Ecco perché, anche se l’abito non fa il monaco, influenza pesantemente la prima impressione.

Non hai mai una seconda occasione, per dare una buona prima impressione”

L’abito fa o non fa il monaco – Si può cambiare la prima impressione?

IL bello della vita è che tutto e il contrario di tutto può accadere. In fisica quantistica questo principio viene spiegato con l’ipotesi degli infiniti universi paralleli o multiverso (tipo Sliding Doors, per intenderci).

Restando nel nostro universo, è possibile cambiare la prima impressione ma non è né semplice nè diretto quindi, meglio iniziare bene.

Tutto inizia con il darsi la mano. Ma questa abitudine dove nasce?

Dagli Etruschi, e in seguito dai Romani. Lo scopo? Verificare che l’altro non fosse armato (ovviamente di notte).

Quindi, darsi la mano, non era proprio il modo più amichevole per iniziare una conoscenza.

Altra cosa ad esempio è quella relativa ai guanti. Si usa, nel darsi la mano, toglierli prima. Il motivo? Nel medioevo si usava mettere del veleno nel guanto da usare appunto per colpire (dando la mano) un avversario. Per evitare ciò si era presa l’abitudine di togliersi il guanto; abitudine che poi è diventata consuetudine.

Scambiarsi la mano è un’abitudine più maschile mentre le donne hanno altre usanze: si scambiano baci, oppure abbracci o altre modalità locali.  
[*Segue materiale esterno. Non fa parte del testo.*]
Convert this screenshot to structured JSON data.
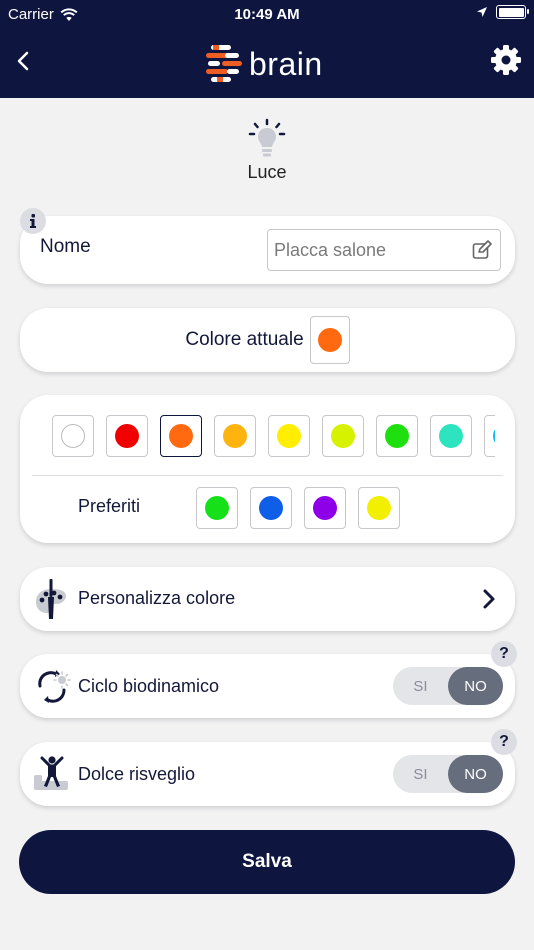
{
  "status_bar": {
    "carrier": "Carrier",
    "time": "10:49 AM"
  },
  "header": {
    "logo_text": "brain",
    "accent": "#ee5d24",
    "bar_color": "#0e1640"
  },
  "device": {
    "name": "Luce"
  },
  "name_field": {
    "label": "Nome",
    "placeholder": "Placca salone",
    "value": ""
  },
  "current_color": {
    "label": "Colore attuale",
    "color": "#ff6a10"
  },
  "palette": {
    "colors": [
      "#ffffff",
      "#f00000",
      "#ff6a10",
      "#ffb30e",
      "#ffee00",
      "#d7f200",
      "#1fe00e",
      "#2de3c0",
      "#12b6f0"
    ],
    "selected_index": 2
  },
  "favorites": {
    "label": "Preferiti",
    "colors": [
      "#16e018",
      "#0e5ee8",
      "#8e00e8",
      "#f2f000"
    ]
  },
  "customize": {
    "label": "Personalizza colore"
  },
  "biodynamic": {
    "label": "Ciclo biodinamico",
    "on_label": "SI",
    "off_label": "NO",
    "value": "NO"
  },
  "wakeup": {
    "label": "Dolce risveglio",
    "on_label": "SI",
    "off_label": "NO",
    "value": "NO"
  },
  "help_badge": "?",
  "save_button": {
    "label": "Salva"
  }
}
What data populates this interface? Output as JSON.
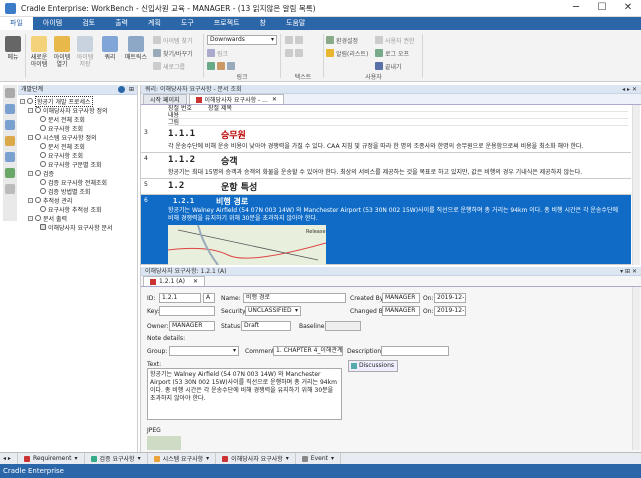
{
  "window": {
    "title": "Cradle Enterprise: WorkBench - 신입사원 교육 - MANAGER - (13 읽지않은 알림 목록)",
    "min": "─",
    "max": "☐",
    "close": "✕"
  },
  "menu": [
    {
      "label": "파일"
    },
    {
      "label": "아이템"
    },
    {
      "label": "검토"
    },
    {
      "label": "출력"
    },
    {
      "label": "계획"
    },
    {
      "label": "도구"
    },
    {
      "label": "프로젝트"
    },
    {
      "label": "창"
    },
    {
      "label": "도움말"
    }
  ],
  "ribbon": {
    "menu": "메뉴",
    "new_item": "새로운 아이템",
    "open_item": "아이템 열기",
    "save_item": "아이템 저장",
    "query": "쿼리",
    "matrix": "매트릭스",
    "item_find": "아이템 찾기",
    "find_replace": "찾기/바꾸기",
    "new_group": "새로그룹",
    "link_dir": "Downwards",
    "link": "링크",
    "group_label_link": "링크",
    "group_label_text": "텍스트",
    "env_settings": "환경설정",
    "alarm": "알림(리스트)",
    "user_mgmt": "사용자 권한",
    "logoff": "로그 오프",
    "exit": "끝내기",
    "group_label_user": "사용자"
  },
  "tree": {
    "header": "개발단계",
    "nodes": [
      {
        "label": "항공기 개발 프로세스"
      },
      {
        "label": "이해당사자 요구사항 정의"
      },
      {
        "label": "문서 전체 조회"
      },
      {
        "label": "요구사항 조회"
      },
      {
        "label": "시스템 요구사항 정의"
      },
      {
        "label": "문서 전체 조회"
      },
      {
        "label": "요구사항 조회"
      },
      {
        "label": "요구사항 구문별 조회"
      },
      {
        "label": "검증"
      },
      {
        "label": "검증 요구사항 전체조회"
      },
      {
        "label": "검증 방법별 조회"
      },
      {
        "label": "추적성 관리"
      },
      {
        "label": "요구사항 추적성 조회"
      },
      {
        "label": "문서 출력"
      },
      {
        "label": "이해당사자 요구사항 문서"
      }
    ]
  },
  "main": {
    "panel_title": "쿼리: 이해당사자 요구사항 - 문서 조회",
    "tabs": [
      {
        "label": "시작 페이지"
      },
      {
        "label": "이해당사자 요구사항 - ..."
      }
    ],
    "columns": {
      "c1": "장절 번호",
      "c2": "장절 제목",
      "c3": "내용",
      "c4": "그림"
    },
    "rows": [
      {
        "num": "3",
        "id": "1.1.1",
        "title": "승무원",
        "body": "각 운송수단에 비해 운송 비용이 낮아야 경쟁력을 가질 수 있다. CAA 지침 및 규정을 따라 한 명의 조종사와 한명의 승무원으로 운용함으로써 비용을 최소화 해야 한다."
      },
      {
        "num": "4",
        "id": "1.1.2",
        "title": "승객",
        "body": "항공기는 최대 15명의 승객과 승객의 화물을 운송할 수 있어야 한다. 최상의 서비스를 제공하는 것을 목표로 하고 있지만, 값은 비행의 경우 기내식은 제공하지 않는다."
      },
      {
        "num": "5",
        "id": "1.2",
        "title": "운항 특성",
        "body": ""
      },
      {
        "num": "6",
        "id": "1.2.1",
        "title": "비행 경로",
        "body": "항공기는 Walney Airfield (54 07N 003 14W) 와 Manchester Airport (53 30N 002 15W)사이를 직선으로 운행하며 총 거리는 94km 이다. 총 비행 시간은 각 운송수단에 비해 경쟁력을 유지하기 위해 30분을 초과하지 않아야 한다.",
        "map_label": "Release"
      }
    ]
  },
  "detail": {
    "panel_title": "이해당사자 요구사항: 1.2.1 (A)",
    "tab": "1.2.1 (A)",
    "id_label": "ID:",
    "id_value": "1.2.1",
    "id_ver": "A",
    "name_label": "Name:",
    "name_value": "비행 경로",
    "created_label": "Created By:",
    "created_value": "MANAGER",
    "on_label1": "On:",
    "on_value1": "2019-12-..",
    "key_label": "Key:",
    "security_label": "Security:",
    "security_value": "UNCLASSIFIED",
    "changed_label": "Changed By:",
    "changed_value": "MANAGER",
    "on_label2": "On:",
    "on_value2": "2019-12-..",
    "owner_label": "Owner:",
    "owner_value": "MANAGER",
    "status_label": "Status:",
    "status_value": "Draft",
    "baseline_label": "Baseline:",
    "note_label": "Note details:",
    "group_label": "Group:",
    "comment_label": "Comment:",
    "comment_value": "1. CHAPTER 4_이해관계",
    "desc_label": "Description:",
    "discussions": "Discussions",
    "text_label": "Text:",
    "text_value": "항공기는 Walney Airfield (54 07N 003 14W) 와 Manchester Airport (53 30N 002 15W)사이를 직선으로 운행하며 총 거리는 94km 이다. 총 비행 시간은 각 운송수단에 비해 경쟁력을 유지하기 위해 30분을 초과하지 않아야 한다.",
    "jpeg_label": "JPEG"
  },
  "status_tabs": [
    {
      "label": "Requirement"
    },
    {
      "label": "검증 요구사항"
    },
    {
      "label": "시스템 요구사항"
    },
    {
      "label": "이해당사자 요구사항"
    },
    {
      "label": "Event"
    }
  ],
  "statusbar": "Cradle Enterprise",
  "colors": {
    "accent": "#2b66a8",
    "selected_row": "#0f6bc6",
    "heading_red": "#b00"
  }
}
Quindi, poiché darsi la mano è un segno di virilità, l’energia che mettiamo in quello scambio dà immediatamente la prima impressione. Ovviamente deve essere giusta, cioè non a tenaglia ma nemmeno ‘moscia’, deve essere semplicemente amichevole. Uomo o donna che tu sia, stringi la mano dando l’idea che è esattamente ciò che vuoi fare. 

Esistono anche altre modalità, come ad esempio l’abbigliamento, dallo status sociale, e da mille altri fattori. Laddove per certi soggetti un abbigliamento casual (Zuckerberg, Marchionne, Jobs, etc) è tollerato in altri lo è meno.